Anti-abortion advocates are terrified of this prospect; their many amicus briefs scorn the idea of a compromise, insisting that the court must eradicate Roe root and branch. They are frightened because they understand the appeal of such a trade-off to Roberts, Kavanaugh, and Barrett—who, after all, have disappointed the right with improbable trade-offs in the past. Abortion foes would receive such a ruling as a crushing blow to the GOP’s judicial confirmation machine and to the conservative legal movement. Foot soldiers of this movement are already warning of chaos and fury if the court stops short of overruling Roe. They have condemned such a decision as “a massive defeat masquerading as a victory” and insisted that “there is no middle ground,” no “intellectually honest” compromise. Alongside the Republican Party, they have spent years preparing for this moment. If they fail to deliver, the explosion of rage and recriminations may destabilize the entire operation.

Justices, even very conservative ones, do not typically appreciate being treated like pawns in someone else’s game. Souter, O’Connor, and Kennedy certainly didn’t, and their disloyalty to their political benefactors preserved some semblance of reproductive freedom for the last three decades. On Wednesday, when Roberts, Kavanaugh, and Barrett speak, we should listen for all the usual clues: If they express concern for precedent, stability in the law, and legitimacy of the court, they may be leaning toward compromise. If they express skepticism toward Roe’s reasoning, interest in scientific advances since 1973, and concern for the life of the fetus, they’re likely preparing to dismantle pro-choice precedent.

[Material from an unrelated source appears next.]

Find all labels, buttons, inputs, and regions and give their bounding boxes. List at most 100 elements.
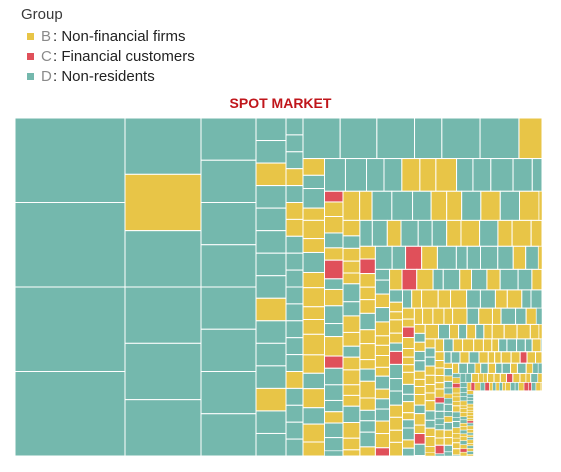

But we should also listen for one thing that the justices are not always able to hide: frustration. Frustration that they face a binary choice rather than the opportunity to craft a new compromise. Frustration that the movement responsible for their appointments now demands their votes in return for the favor. Frustration that, if they vote as their patrons insist, they will be helping a vulgar, lawless, twice-impeached president achieve a campaign pledge. Everything about Dobbs feels predictable and political. The question now is: Do these justices wish to serve as the Republican Party’s means to an end?

Maybe so. For abortion proponents, the case for pessimism is strong. But the case for caution before forecasting catastrophe can be made as well. The Supreme Court has surprised us before. And Casey’s curious history demonstrates that justices may defy expectations even when the future of reproductive freedom seems bleaker than ever before.